Canon Dims Sales Outlook as Smartphones Capture Snapshots
Canon Inc. (7751) is finding it even harder to sell cameras in a global market where smartphones already command a 13-to-1 lead in shipments.
The world’s biggest camera maker cut its annual profit and sales forecasts yesterday as it faces slowing demand for the compact and high-end models with interchangeable lenses that underpin its 983 billion-yen ($10 billion) business. The shares slumped the most in three months on the Tokyo Stock Exchange.
Worldwide shipments of cameras have fallen to a 10-year low as consumers increasingly take pictures with phones from Apple Inc. (AAPL) and Samsung Electronics Co. (005930) equipped with lenses capable of high-quality snapshots. Canon said an economic slowdown in China, which it expects will become the biggest market, is also curbing demand while Japanese rival Nikon Corp. (7731) looks for ways to tap smartphone growth to counter the slump.
“The cannibalization effect on compact cameras by smartphones has become quite serious,” said Toshiya Hari, a Tokyo-based analyst for Goldman Sachs Group Inc. “Canon will have to find a new growth driver. I can’t imagine the camera market will grow much further in the coming decade.”
Shares of the Tokyo-based company fell 5.4 percent to close at 3,245 yen, the second-biggest percentage-loser on Japan’s benchmark Nikkei 225 Stock Average. Nikon dropped 4.7 percent to 2,161 yen, while the stock index slid 1.1 percent.
Goldman Sachs cut its share price forecast for Canon to 3,270 yen from 3,400 yen, saying “the underlying situation looks severe,” while Nomura Holdings Inc. reduced its target by 14 percent to 3,617 yen.
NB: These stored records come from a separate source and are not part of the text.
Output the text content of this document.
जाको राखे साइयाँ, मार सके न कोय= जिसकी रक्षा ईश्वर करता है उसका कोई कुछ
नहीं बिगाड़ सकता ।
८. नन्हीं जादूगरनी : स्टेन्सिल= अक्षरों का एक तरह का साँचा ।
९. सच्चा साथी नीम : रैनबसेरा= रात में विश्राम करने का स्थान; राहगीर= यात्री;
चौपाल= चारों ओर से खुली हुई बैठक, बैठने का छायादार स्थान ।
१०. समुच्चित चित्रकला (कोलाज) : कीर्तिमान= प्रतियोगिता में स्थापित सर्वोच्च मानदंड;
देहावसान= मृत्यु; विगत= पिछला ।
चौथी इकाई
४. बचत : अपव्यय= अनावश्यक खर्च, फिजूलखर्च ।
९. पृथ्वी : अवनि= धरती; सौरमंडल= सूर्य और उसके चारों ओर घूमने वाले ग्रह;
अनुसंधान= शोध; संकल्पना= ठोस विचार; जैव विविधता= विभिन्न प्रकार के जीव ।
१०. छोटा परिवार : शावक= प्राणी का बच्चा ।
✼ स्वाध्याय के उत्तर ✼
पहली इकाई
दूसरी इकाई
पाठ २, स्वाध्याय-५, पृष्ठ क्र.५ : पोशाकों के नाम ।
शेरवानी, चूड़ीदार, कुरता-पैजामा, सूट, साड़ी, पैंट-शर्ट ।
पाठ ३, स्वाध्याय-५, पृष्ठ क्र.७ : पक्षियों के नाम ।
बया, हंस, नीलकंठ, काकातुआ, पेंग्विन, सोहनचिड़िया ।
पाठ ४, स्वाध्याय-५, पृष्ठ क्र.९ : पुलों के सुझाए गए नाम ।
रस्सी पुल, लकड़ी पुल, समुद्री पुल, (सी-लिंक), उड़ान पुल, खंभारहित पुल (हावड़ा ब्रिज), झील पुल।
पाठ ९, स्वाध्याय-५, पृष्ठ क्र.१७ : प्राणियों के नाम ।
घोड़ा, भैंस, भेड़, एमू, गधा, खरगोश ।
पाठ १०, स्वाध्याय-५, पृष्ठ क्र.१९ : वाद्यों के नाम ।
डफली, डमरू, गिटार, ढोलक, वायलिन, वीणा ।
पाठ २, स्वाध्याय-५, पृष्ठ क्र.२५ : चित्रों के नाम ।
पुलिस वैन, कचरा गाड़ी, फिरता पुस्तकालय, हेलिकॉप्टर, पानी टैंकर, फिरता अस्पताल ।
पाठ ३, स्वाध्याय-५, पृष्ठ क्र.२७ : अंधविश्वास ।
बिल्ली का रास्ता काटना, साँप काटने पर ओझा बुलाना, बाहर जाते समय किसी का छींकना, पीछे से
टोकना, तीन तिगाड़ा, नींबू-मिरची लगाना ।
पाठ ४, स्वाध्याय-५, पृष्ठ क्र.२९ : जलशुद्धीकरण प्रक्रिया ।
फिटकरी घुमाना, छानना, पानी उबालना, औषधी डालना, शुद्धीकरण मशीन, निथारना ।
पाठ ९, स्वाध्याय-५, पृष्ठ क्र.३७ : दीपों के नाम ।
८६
For the year, shipments will probably fall 30 percent, Masahiro Ono, an analyst at Morgan Stanley MUFG Securities Co. in Tokyo, said a report July 16. Total shipments will probably be 68.6 million units, down from 98.1 million last year, Ono said.
Conversely, smartphone shipments are expected to rise about 32 percent to 928 million units, market-research firm TrendForce said in a July 23 report.
Samsung, the world’s largest smartphone maker with about 30 percent of the market, released its flagship Galaxy S4 in April. Apple, which had about 19 percent of sales, said July 23 it will introduce new products starting in the fall.
As handsets evolve, the level of detail offered for pictures is increasing. Apple’s iPhone 5 has an 8-megapixel camera, while the S4 that was released in April offers 13-megapixels. Nokia Oyj (NOK1V) this month unveiled its Lumia 1020 with a 41-megapixel camera.
Canon’s EOS-1D X, which sells for $6,799 on the company’s U.S. website, has an 18.1-megapixel sensor.
Canon said yesterday said net income will probably be 260 billion yen in 2013, cutting its April projection of 290 billion yen by 10 percent.
The maker of PowerShot and EOS cameras cut its sales target for 2013 compact models to 14 million from 14.5 million and its forecast for single-lens reflex deliveries to 9 million from 9.2 million.
“We knew there was a slump in cameras but it’s worse than our expectation,” said Mitsushige Akino, chief fund manager at Ichiyoshi Asset Management Co. in Tokyo. “The situation will be difficult for Canon for a while.”
Canon cut its sales forecast to 3.85 trillion yen for this year from an April projection of 3.98 trillion yen. Operating profit, or sales minus the cost of goods sold and administrative expenses, may be 16 percent less than previously expected at 380 billion yen, the company said.
“The market worries that there may be a negative impact on SLR cameras from smartphone cameras,” said Hisashi Moriyama, an analyst at JPMorgan Chase & Co. (JPM) in Tokyo. Canon’s operating profit forecast “reaffirmed there’s a part that Canon can’t make up with its own efforts in its camera business.”
Nikon, the world’s No. 2 camera maker, is trying to tap the smartphone boom after warning of weaker-than-forecast earnings. The company’s first-quarter results may be “a little short” of its plan, President Makoto Kimura said this month.
Some of the impact on earnings by slowing camera sales gets offset by a weaker yen, which boosts the repatriated value of Japanese exporters’ overseas earnings. Canon makes about 80 percent of its annual revenue outside Japan.